Isabel gasped as Henri crashed through the bramble to their left, several of his men following close behind. Cedric rolled out from under the hooves that would have shred him to pieces had he not acted so quickly.

Henri’s bay stallion reared and pawed the air with his hooves. When he dropped to all fours, he blew nervously, stomping the hard ground. Henri removed his helmet, his grin, so much like Rohan’s, screaming victory. “So, we meet again, Isabel.”

Henri dismounted. Isabel move backward. Cedric, in an act of submission, bowed low to the devil. “My lord,” he said. “As promised, the lady Isabel.”

Henri gave him a cursory glance, then motioned to one of his men. The knight dismounted and drew his sword. Cedric read his death in the knight’s eyes. He dropped to his knees, then lay supine, grabbing Henri’s ankles. “I pray you, do not do this! I know the hiding place of the lady’s treasury!”

Henri held up his hand and kicked Cedric in the chin, rolling him over. He placed a heavy foot on the reeve’s chest and drew his sword. He pressed the tip to Cedric’s throat. “Tell me now, or die.”

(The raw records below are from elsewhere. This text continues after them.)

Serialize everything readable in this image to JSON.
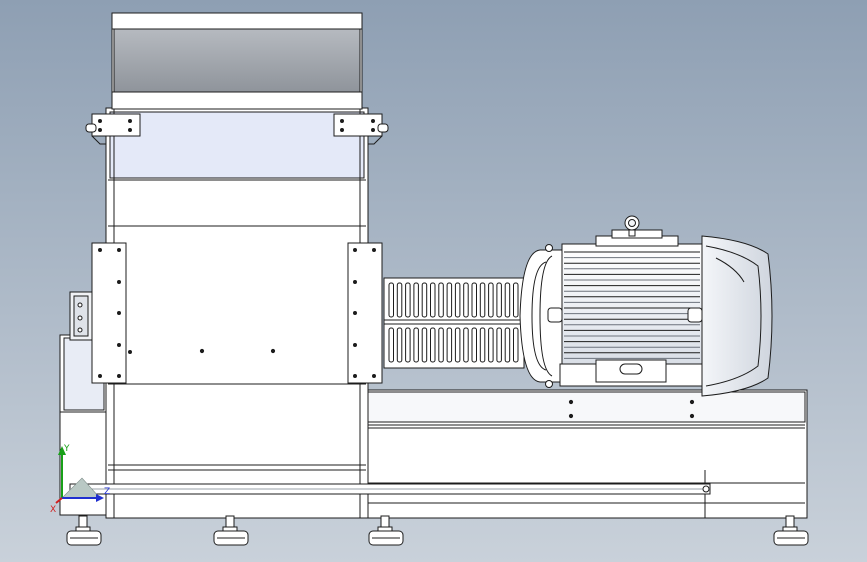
{
  "viewport": {
    "background_top": "#8e9fb3",
    "background_bottom": "#c9d1da",
    "outline_color": "#1c1c1c",
    "body_fill": "#ffffff",
    "hopper_fill": "#9ea3aa",
    "hopper_upper_fill": "#e4e9f8",
    "motor_fill": "#f2f4f7"
  },
  "triad": {
    "x_label": "X",
    "y_label": "Y",
    "z_label": "Z",
    "x_color": "#d22020",
    "y_color": "#18a018",
    "z_color": "#2030d0"
  }
}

Cedric opened his mouth, but no words came. “Nay! Do not slay him!” Isabel screamed, tearing away from Wilma. “Enough Saxon blood has been spilled for silver. End it now!”

 

Rohan galloped furiously toward the screams. The hairs on the back of his neck rose at the first cry. It was too familiar. When he broke into the clearing, his eyes went directly to the devil knight and the woman he clasped tightly to his chest. The Saxon at his feet groveled like a mewling bitch. Not far from the trio stood a grizzled old woman who seemed to have command of the situation. Farther back still were several of Henri’s men.

Rohan reined his horse to a grinding halt several horse lengths from his brother and his minions behind him. Rohan knew his own men were ready to lay down their lives at his slightest command. And, Rohan thought as his blood began to boil, the end of the day might very well see his brother’s blood fertilizer for the hard English soil. His patience was at an end.

Henri grinned, and with Isabel clasped to his chest, he bowed and extended his arm to the piked heads. “Welcome, brother, to hell!”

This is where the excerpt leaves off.